Your quantities are way off if you're trying to describe the kind of NAND flash that goes into SSDs. Typical page sizes are ~16kB plus room for ECC, so a page is several thousand physical memory cells, not just one thousand. Erase blocks are several MB, so at least a thousand pages per erase block. A single die of NAND typically has just 2 or 4 planes, each of which is at least 16GB.
Largest sizes I'm finding for erase blocks are 128 and 256KB, not several MB. I am finding larger plane sizes, that probably comes from grouping more blocks together. In general, it's not massively different from what I described, it's just a difference in sizes involved at the higher levels.

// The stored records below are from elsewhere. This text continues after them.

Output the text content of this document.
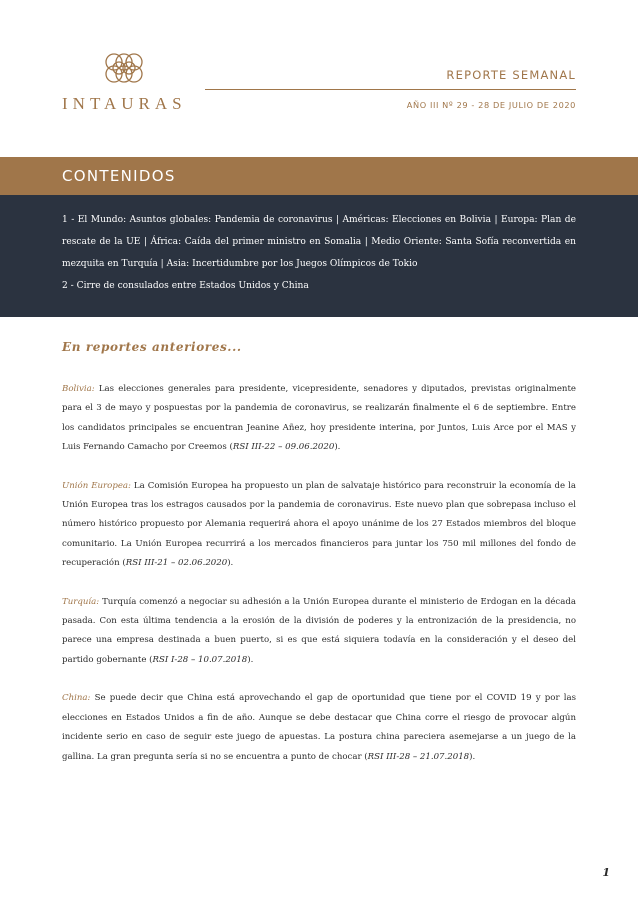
INTAURAS
REPORTE SEMANAL
AÑO III Nº 29 - 28 DE JULIO DE 2020
CONTENIDOS

1 - El Mundo: Asuntos globales: Pandemia de coronavirus | Américas: Elecciones en Bolivia | Europa: Plan de rescate de la UE | África: Caída del primer ministro en Somalia | Medio Oriente: Santa Sofía reconvertida en mezquita en Turquía | Asia: Incertidumbre por los Juegos Olímpicos de Tokio

2 - Cirre de consulados entre Estados Unidos y China

En reportes anteriores...

Bolivia: Las elecciones generales para presidente, vicepresidente, senadores y diputados, previstas originalmente para el 3 de mayo y pospuestas por la pandemia de coronavirus, se realizarán finalmente el 6 de septiembre. Entre los candidatos principales se encuentran Jeanine Añez, hoy presidente interina, por Juntos, Luis Arce por el MAS y Luis Fernando Camacho por Creemos (RSI III-22 – 09.06.2020).

Unión Europea: La Comisión Europea ha propuesto un plan de salvataje histórico para reconstruir la economía de la Unión Europea tras los estragos causados por la pandemia de coronavirus. Este nuevo plan que sobrepasa incluso el número histórico propuesto por Alemania requerirá ahora el apoyo unánime de los 27 Estados miembros del bloque comunitario. La Unión Europea recurrirá a los mercados financieros para juntar los 750 mil millones del fondo de recuperación (RSI III-21 – 02.06.2020).

Turquía: Turquía comenzó a negociar su adhesión a la Unión Europea durante el ministerio de Erdogan en la década pasada. Con esta última tendencia a la erosión de la división de poderes y la entronización de la presidencia, no parece una empresa destinada a buen puerto, si es que está siquiera todavía en la consideración y el deseo del partido gobernante (RSI I-28 – 10.07.2018).

China: Se puede decir que China está aprovechando el gap de oportunidad que tiene por el COVID 19 y por las elecciones en Estados Unidos a fin de año. Aunque se debe destacar que China corre el riesgo de provocar algún incidente serio en caso de seguir este juego de apuestas. La postura china pareciera asemejarse a un juego de la gallina. La gran pregunta sería si no se encuentra a punto de chocar (RSI III-28 – 21.07.2018).

1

It still sounds like you're looking at tiny (≤4Gb) flash chips (or NOR?) for embedded devices, not 256Gb+ 3D NAND as used in SSDs, memory cards and USB flash drives. Micron 32L 3D NAND (released 2016) had 16MB blocks for 2-bit MLC, ~27MB blocks for 3-bit TLC. SK Hynix current 96L TLC has 18MB blocks, and even their last two generations of planar NAND had 4MB and 6MB blocks.

Having only 2 or 4 planes per die with per-die capacities of 32GB or more is a big part of why current SSDs need to be at least 512GB or 1TB in order to make full use of the performance offered by their controllers. 265GB SSDs are now all significantly slower than larger models from the same product line.